How the inbox watcher works
When someone replies to your outreach, it gets caught, cleaned, and filed in your tracking sheet automatically. No checking inboxes, no copy-paste, no reply slipping through the cracks while you were busy.
A look under the hood: the watcher that never sleeps, the cleanup that throws away the noise, and the strict rule that it only ever reads your mail.
The short version
It's two parts working together. A watcher checks your outreach inboxes once a day, finds every genuine reply, strips each one down to the words the person actually wrote, and hands them off. Then an agent reads each cleaned reply, works out what it means, and writes it as a row in your tracking sheet. You wake up to a sheet that's already current, with every reply logged and sorted, and you never touched your inbox to make it happen.
That's the whole job. The rest of this page is what each part does, and why it's safe to point at your email.
The green part is the watcher, the tireless half that catches and cleans. It hands a tidy reply to the agent, which makes the judgment call and writes the row. Two simple jobs, cleanly separated.
The watcher: it catches every reply, so you don't have to
Once a day, the watcher quietly checks your outreach inboxes and pulls in everything new since it last looked. It's looking for genuine replies from real people, and it casts a wide net on purpose, so nothing real slips past.
It connects to your inboxes and reads only what's arrived since its last run, so it never re-reads the same mail twice. It keeps the obvious noise out, the automated bounce-backs and system notifications, but it deliberately doesn't try to be clever about what counts as a "real" reply. Anything that looks like a genuine response to a thread is passed through, because the cost of being too strict here is the worst possible outcome: a real reply silently dropped. Better to pass a few borderline ones along and let the agent, which actually reads the message, make the final call.
If it ever fails to run, it says so, with an alert, rather than failing quietly. A watcher you can't trust to tell you when it's broken isn't worth having.
The cleanup: just the words, none of the noise
A raw email reply is mostly clutter: the entire previous conversation quoted underneath, a signature block, a legal disclaimer, formatting junk. Before anything gets filed, all of that is stripped away, leaving only the new words the person actually wrote.
This is the quietly clever part. When someone replies, their email usually carries the whole thread quoted below their message, plus their signature, plus whatever their company appends to every email. If you logged that raw, your sheet would be unreadable. So the watcher peels it back: it drops the quoted history, removes the signature and the footer, and converts any fancy formatting down to plain text. What's left is just the reply itself, the part you actually care about, ready to be read and understood.

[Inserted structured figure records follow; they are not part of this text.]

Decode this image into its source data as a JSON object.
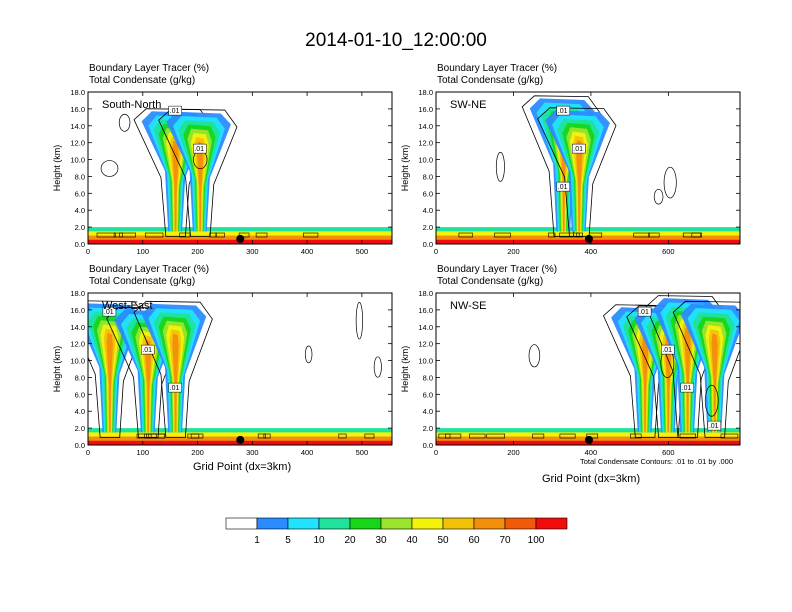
{
  "figure_title": "2014-01-10_12:00:00",
  "colors": {
    "levels": [
      "#ffffff",
      "#2a8cff",
      "#22e3ff",
      "#1fe39a",
      "#17d617",
      "#9ae52c",
      "#f2f20b",
      "#f2c20b",
      "#f28f0b",
      "#f25a0b",
      "#f20b0b"
    ]
  },
  "chart_data": [
    {
      "type": "heatmap",
      "id": "south-north",
      "label": "South-North",
      "title_line1": "Boundary Layer Tracer   (%)",
      "title_line2": "Total Condensate   (g/kg)",
      "ylabel": "Height (km)",
      "xlabel": "",
      "xlim": [
        0,
        555
      ],
      "ylim": [
        0,
        18
      ],
      "xticks": [
        "0",
        "100",
        "200",
        "300",
        "400",
        "500"
      ],
      "xtick_values": [
        0,
        100,
        200,
        300,
        400,
        500
      ],
      "yticks": [
        "0.0",
        "2.0",
        "4.0",
        "6.0",
        "8.0",
        "10.0",
        "12.0",
        "14.0",
        "16.0",
        "18.0"
      ],
      "marker_x": 278,
      "contour_labels": [
        ".01",
        ".01"
      ],
      "convection_centers_x": [
        160,
        205
      ],
      "convection_top_km": 17.5
    },
    {
      "type": "heatmap",
      "id": "sw-ne",
      "label": "SW-NE",
      "title_line1": "Boundary Layer Tracer   (%)",
      "title_line2": "Total Condensate   (g/kg)",
      "ylabel": "Height (km)",
      "xlabel": "",
      "xlim": [
        0,
        785
      ],
      "ylim": [
        0,
        18
      ],
      "xticks": [
        "0",
        "200",
        "400",
        "600"
      ],
      "xtick_values": [
        0,
        200,
        400,
        600
      ],
      "yticks": [
        "0.0",
        "2.0",
        "4.0",
        "6.0",
        "8.0",
        "10.0",
        "12.0",
        "14.0",
        "16.0",
        "18.0"
      ],
      "marker_x": 395,
      "contour_labels": [
        ".01",
        ".01",
        ".01"
      ],
      "convection_centers_x": [
        330,
        370
      ],
      "convection_top_km": 17.5
    },
    {
      "type": "heatmap",
      "id": "west-east",
      "label": "West-East",
      "title_line1": "Boundary Layer Tracer   (%)",
      "title_line2": "Total Condensate   (g/kg)",
      "ylabel": "Height (km)",
      "xlabel": "Grid Point (dx=3km)",
      "xlim": [
        0,
        555
      ],
      "ylim": [
        0,
        18
      ],
      "xticks": [
        "0",
        "100",
        "200",
        "300",
        "400",
        "500"
      ],
      "xtick_values": [
        0,
        100,
        200,
        300,
        400,
        500
      ],
      "yticks": [
        "0.0",
        "2.0",
        "4.0",
        "6.0",
        "8.0",
        "10.0",
        "12.0",
        "14.0",
        "16.0",
        "18.0"
      ],
      "marker_x": 278,
      "contour_labels": [
        ".01",
        ".01",
        ".01"
      ],
      "convection_centers_x": [
        40,
        110,
        160
      ],
      "convection_top_km": 17.5
    },
    {
      "type": "heatmap",
      "id": "nw-se",
      "label": "NW-SE",
      "title_line1": "Boundary Layer Tracer   (%)",
      "title_line2": "Total Condensate   (g/kg)",
      "ylabel": "Height (km)",
      "xlabel": "Grid Point (dx=3km)",
      "xlim": [
        0,
        785
      ],
      "ylim": [
        0,
        18
      ],
      "xticks": [
        "0",
        "200",
        "400",
        "600"
      ],
      "xtick_values": [
        0,
        200,
        400,
        600
      ],
      "yticks": [
        "0.0",
        "2.0",
        "4.0",
        "6.0",
        "8.0",
        "10.0",
        "12.0",
        "14.0",
        "16.0",
        "18.0"
      ],
      "marker_x": 395,
      "contour_labels": [
        ".01",
        ".01",
        ".01",
        ".01"
      ],
      "convection_centers_x": [
        540,
        600,
        650,
        720
      ],
      "convection_top_km": 17.5
    }
  ],
  "contour_note": "Total Condensate Contours: .01 to .01 by .000",
  "colorbar": {
    "labels": [
      "1",
      "5",
      "10",
      "20",
      "30",
      "40",
      "50",
      "60",
      "70",
      "100"
    ]
  }
}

The same trick a person does by hand, reading past the quoted thread to find the actual reply, done automatically on every message before it's logged.
The agent: it reads each reply and files it
Once the replies are caught and cleaned, a separate agent takes over. It reads each one, decides what kind of response it is, finds the right row in your tracking sheet, and fills it in. The watcher gathers; the agent judges.
Splitting the work this way is deliberate. The watcher's job is simple and mechanical: catch everything, clean it, hand it over. The thinking, what does this reply actually mean, which campaign and which prospect does it belong to, how should it be logged, is left to the agent, which reads the message the way a person would. The agent works only from the cleaned replies it's handed; it never touches your inbox itself. So the part that reads your email does as little as possible, and the part that makes judgments never sees your raw mail at all.
Why it's safe to point at your email
The watcher only ever reads. It opens your inbox in read-only mode, never marks, moves, deletes, or labels a single message, and it has no ability to send email at all. It's a one-way mirror onto your replies, nothing more.
This matters, because handing any automation access to your email is a real decision. So the access is deliberately minimal. It reads new messages and nothing else. It cannot reply, forward, archive, or alter your mailbox in any way, there's simply no machinery in it to do so. And it keeps its own private note of how far it's read, so it picks up exactly where it left off and never processes the same reply twice, even if it's restarted. The result is an automation you can point at a live inbox without worrying it'll touch something it shouldn't.
What you get, and what it never does
You get a tracking sheet that stays current on its own: every reply caught, cleaned, understood, and logged in the right place, day after day, without you watching an inbox. What you don't get is anything sent, changed, or deleted in your name.
The whole point is to close the gap between "a reply landed" and "it's logged where it should be", the gap where real responses get missed because someone was busy. It reads, it understands, it files. It never writes back to the people in your inbox, never makes a decision about what to say, never alters your mail. The machine does the tireless watching and the tidy filing. You keep every reply, and the final word on what to do about it.